Pour contrer la hausse des attaques d’ours dans le pays, le Japon a annoncé l’installation de plus de 800 caméras dans les montagnes du Tohoku. Cette initiative, impulsée par le ministère de l’Environnement, vise à surveiller et à recenser les populations d’ours sur l’ensemble du territoire national. Depuis le 1er avril, le nombre de victimes a tragiquement augmenté, avec cinq personnes tuées et un sixième décès faisant actuellement l'objet d'une enquête.
La peur domine parmi les habitants de cette région, avec des médias qui rapportent quotidiennement des rencontres d’ours dans des espaces publics comme des centres commerciaux ou près d’écoles. Ces derniers mois, les apparitions de ces animaux, à la sortie de leur hibernation, se sont intensifiées, tandis qu’ils s’aventurent fréquemment dans des zones urbaines.

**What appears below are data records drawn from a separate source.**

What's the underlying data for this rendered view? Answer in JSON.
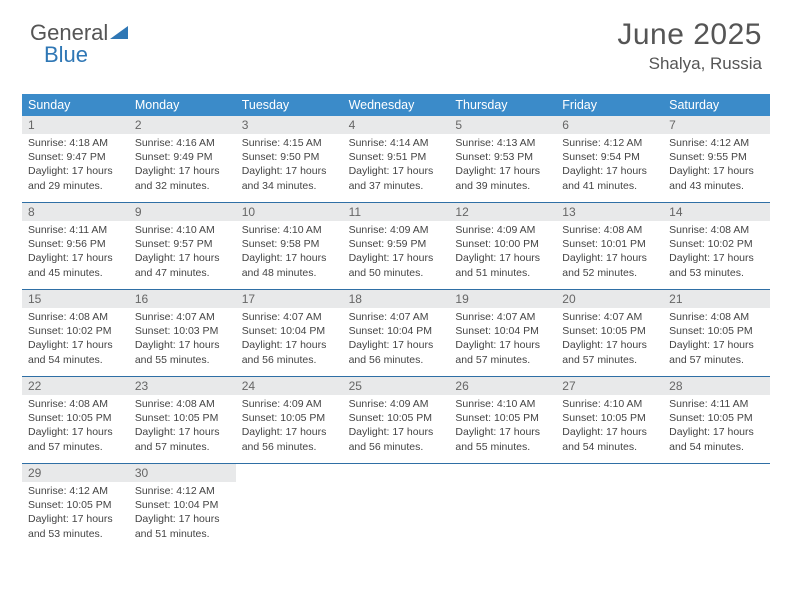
{
  "brand": {
    "part1": "General",
    "part2": "Blue"
  },
  "title": "June 2025",
  "location": "Shalya, Russia",
  "colors": {
    "header_bg": "#3b8bc9",
    "header_text": "#ffffff",
    "day_num_bg": "#e8e9ea",
    "divider": "#2f6fa5",
    "body_text": "#444444",
    "title_text": "#555555"
  },
  "weekdays": [
    "Sunday",
    "Monday",
    "Tuesday",
    "Wednesday",
    "Thursday",
    "Friday",
    "Saturday"
  ],
  "weeks": [
    [
      {
        "n": "1",
        "sr": "4:18 AM",
        "ss": "9:47 PM",
        "dl": "17 hours and 29 minutes."
      },
      {
        "n": "2",
        "sr": "4:16 AM",
        "ss": "9:49 PM",
        "dl": "17 hours and 32 minutes."
      },
      {
        "n": "3",
        "sr": "4:15 AM",
        "ss": "9:50 PM",
        "dl": "17 hours and 34 minutes."
      },
      {
        "n": "4",
        "sr": "4:14 AM",
        "ss": "9:51 PM",
        "dl": "17 hours and 37 minutes."
      },
      {
        "n": "5",
        "sr": "4:13 AM",
        "ss": "9:53 PM",
        "dl": "17 hours and 39 minutes."
      },
      {
        "n": "6",
        "sr": "4:12 AM",
        "ss": "9:54 PM",
        "dl": "17 hours and 41 minutes."
      },
      {
        "n": "7",
        "sr": "4:12 AM",
        "ss": "9:55 PM",
        "dl": "17 hours and 43 minutes."
      }
    ],
    [
      {
        "n": "8",
        "sr": "4:11 AM",
        "ss": "9:56 PM",
        "dl": "17 hours and 45 minutes."
      },
      {
        "n": "9",
        "sr": "4:10 AM",
        "ss": "9:57 PM",
        "dl": "17 hours and 47 minutes."
      },
      {
        "n": "10",
        "sr": "4:10 AM",
        "ss": "9:58 PM",
        "dl": "17 hours and 48 minutes."
      },
      {
        "n": "11",
        "sr": "4:09 AM",
        "ss": "9:59 PM",
        "dl": "17 hours and 50 minutes."
      },
      {
        "n": "12",
        "sr": "4:09 AM",
        "ss": "10:00 PM",
        "dl": "17 hours and 51 minutes."
      },
      {
        "n": "13",
        "sr": "4:08 AM",
        "ss": "10:01 PM",
        "dl": "17 hours and 52 minutes."
      },
      {
        "n": "14",
        "sr": "4:08 AM",
        "ss": "10:02 PM",
        "dl": "17 hours and 53 minutes."
      }
    ],
    [
      {
        "n": "15",
        "sr": "4:08 AM",
        "ss": "10:02 PM",
        "dl": "17 hours and 54 minutes."
      },
      {
        "n": "16",
        "sr": "4:07 AM",
        "ss": "10:03 PM",
        "dl": "17 hours and 55 minutes."
      },
      {
        "n": "17",
        "sr": "4:07 AM",
        "ss": "10:04 PM",
        "dl": "17 hours and 56 minutes."
      },
      {
        "n": "18",
        "sr": "4:07 AM",
        "ss": "10:04 PM",
        "dl": "17 hours and 56 minutes."
      },
      {
        "n": "19",
        "sr": "4:07 AM",
        "ss": "10:04 PM",
        "dl": "17 hours and 57 minutes."
      },
      {
        "n": "20",
        "sr": "4:07 AM",
        "ss": "10:05 PM",
        "dl": "17 hours and 57 minutes."
      },
      {
        "n": "21",
        "sr": "4:08 AM",
        "ss": "10:05 PM",
        "dl": "17 hours and 57 minutes."
      }
    ],
    [
      {
        "n": "22",
        "sr": "4:08 AM",
        "ss": "10:05 PM",
        "dl": "17 hours and 57 minutes."
      },
      {
        "n": "23",
        "sr": "4:08 AM",
        "ss": "10:05 PM",
        "dl": "17 hours and 57 minutes."
      },
      {
        "n": "24",
        "sr": "4:09 AM",
        "ss": "10:05 PM",
        "dl": "17 hours and 56 minutes."
      },
      {
        "n": "25",
        "sr": "4:09 AM",
        "ss": "10:05 PM",
        "dl": "17 hours and 56 minutes."
      },
      {
        "n": "26",
        "sr": "4:10 AM",
        "ss": "10:05 PM",
        "dl": "17 hours and 55 minutes."
      },
      {
        "n": "27",
        "sr": "4:10 AM",
        "ss": "10:05 PM",
        "dl": "17 hours and 54 minutes."
      },
      {
        "n": "28",
        "sr": "4:11 AM",
        "ss": "10:05 PM",
        "dl": "17 hours and 54 minutes."
      }
    ],
    [
      {
        "n": "29",
        "sr": "4:12 AM",
        "ss": "10:05 PM",
        "dl": "17 hours and 53 minutes."
      },
      {
        "n": "30",
        "sr": "4:12 AM",
        "ss": "10:04 PM",
        "dl": "17 hours and 51 minutes."
      },
      null,
      null,
      null,
      null,
      null
    ]
  ],
  "labels": {
    "sunrise": "Sunrise: ",
    "sunset": "Sunset: ",
    "daylight": "Daylight: "
  }
}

Les objectifs du dispositif
Les autorités japonaises concentreront leur attention sur six principales populations d’ours dans la préfecture de Tohoku. Yu Takahashi, représentant du ministère, explique que ce projet vise à uniformiser le recensement, qui était auparavant effectué par différentes collectivités locales selon leurs propres méthodes. "Nous voulons obtenir des données plus précises pour mieux gérer les populations d’ours", a-t-il déclaré.
Dans le cadre de ce projet, un mélange de miel et de vin sera utilisé pour attirer les ours, dont les marques blanches sur leur pelage, lorsque ces derniers se dressent, seront photographiées.

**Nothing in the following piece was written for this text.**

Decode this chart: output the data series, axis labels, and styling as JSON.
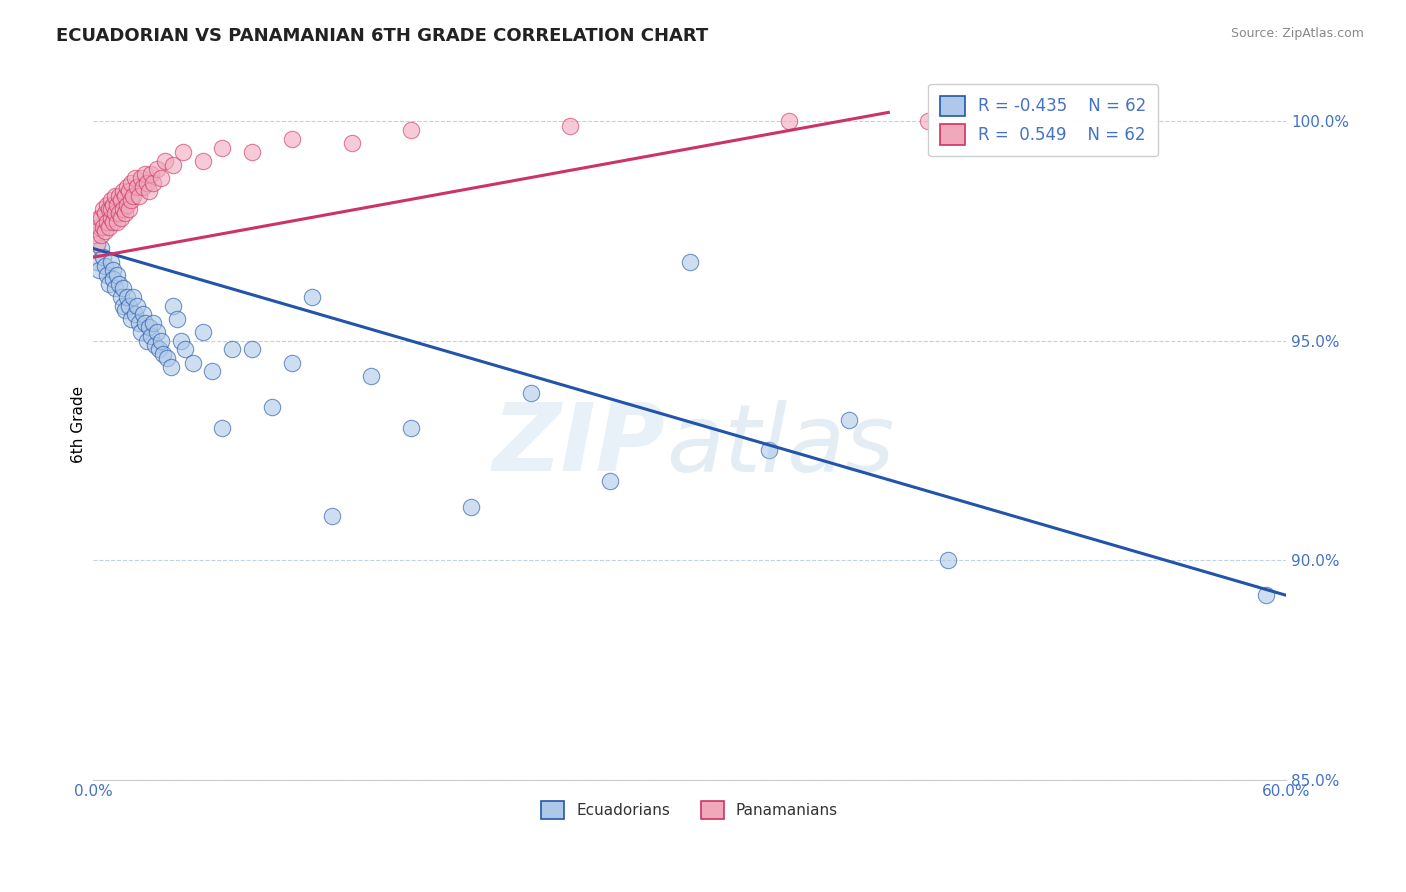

Une hausse du nombre d’attaques
Depuis 2018, les statistiques montrent une augmentation préoccupante des attaques d’ours, particulièrement cette année où le nombre de décès a dépassé deux pour la première fois sur la période d’avril à juin. Les scientifiques pointent du doigt une population d’ours croissante et un déclin de la population humaine dans les zones rurales comme causes principales des incidents. Les communautés locales sont donc encouragées à prendre des précautions, notamment en évitant de se rendre seules en montagne et en portant un spray anti-ours.

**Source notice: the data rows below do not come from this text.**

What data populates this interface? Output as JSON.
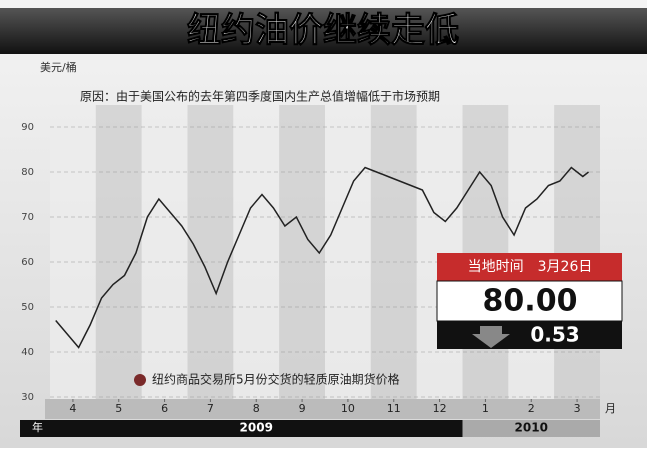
{
  "chart_data": {
    "type": "line",
    "title": "纽约油价继续走低",
    "y_axis_label": "美元/桶",
    "subtitle": "原因：由于美国公布的去年第四季度国内生产总值增幅低于市场预期",
    "x_unit": "月",
    "year_unit": "年",
    "years": [
      "2009",
      "2010"
    ],
    "xlim": [
      0,
      12
    ],
    "xticks": [
      {
        "value": 0.5,
        "label": "4"
      },
      {
        "value": 1.5,
        "label": "5"
      },
      {
        "value": 2.5,
        "label": "6"
      },
      {
        "value": 3.5,
        "label": "7"
      },
      {
        "value": 4.5,
        "label": "8"
      },
      {
        "value": 5.5,
        "label": "9"
      },
      {
        "value": 6.5,
        "label": "10"
      },
      {
        "value": 7.5,
        "label": "11"
      },
      {
        "value": 8.5,
        "label": "12"
      },
      {
        "value": 9.5,
        "label": "1"
      },
      {
        "value": 10.5,
        "label": "2"
      },
      {
        "value": 11.5,
        "label": "3"
      }
    ],
    "ylim": [
      30,
      96
    ],
    "yticks": [
      30,
      40,
      50,
      60,
      70,
      80,
      90
    ],
    "grid": true,
    "series": [
      {
        "name": "纽约商品交易所5月份交货的轻质原油期货价格",
        "color": "#222222",
        "x": [
          0.125,
          0.375,
          0.625,
          0.875,
          1.125,
          1.375,
          1.625,
          1.875,
          2.125,
          2.375,
          2.625,
          2.875,
          3.125,
          3.375,
          3.625,
          3.875,
          4.125,
          4.375,
          4.625,
          4.875,
          5.125,
          5.375,
          5.625,
          5.875,
          6.125,
          6.375,
          6.625,
          6.875,
          7.125,
          7.375,
          7.625,
          7.875,
          8.125,
          8.375,
          8.625,
          8.875,
          9.125,
          9.375,
          9.625,
          9.875,
          10.125,
          10.375,
          10.625,
          10.875,
          11.125,
          11.375,
          11.625,
          11.75
        ],
        "values": [
          47,
          44,
          41,
          46,
          52,
          55,
          57,
          62,
          70,
          74,
          71,
          68,
          64,
          59,
          53,
          60,
          66,
          72,
          75,
          72,
          68,
          70,
          65,
          62,
          66,
          72,
          78,
          81,
          80,
          79,
          78,
          77,
          76,
          71,
          69,
          72,
          76,
          80,
          77,
          70,
          66,
          72,
          74,
          77,
          78,
          81,
          79,
          80
        ]
      }
    ],
    "callout": {
      "date_label": "当地时间　3月26日",
      "price": "80.00",
      "change": "0.53"
    }
  }
}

Des situations inattendues se produisent également, comme récemment à Nagoya, où cinq personnes ont été hospitalisées après un incident lié à un spray anti-ours activé par erreur. Le jeune homme impliqué s’est excusé, mais a été arrêté pour avoir perturbé le bon fonctionnement d’un bureau de poste.
Les animaux s’aventurent de plus en plus dans les villes
Les dangers se manifestent dans des situations variées, comme en juin dernier où des équipes ont mis plusieurs jours à capturer un ours errant à Utsunomiya, entraînant la fermeture d’écoles. La situation est d’autant plus inquiétante qu’un autre ours, qualifié d’"extrêmement intelligent" après avoir ouvert une fenêtre, a blessé quatre personnes dans des usines de Fukushima.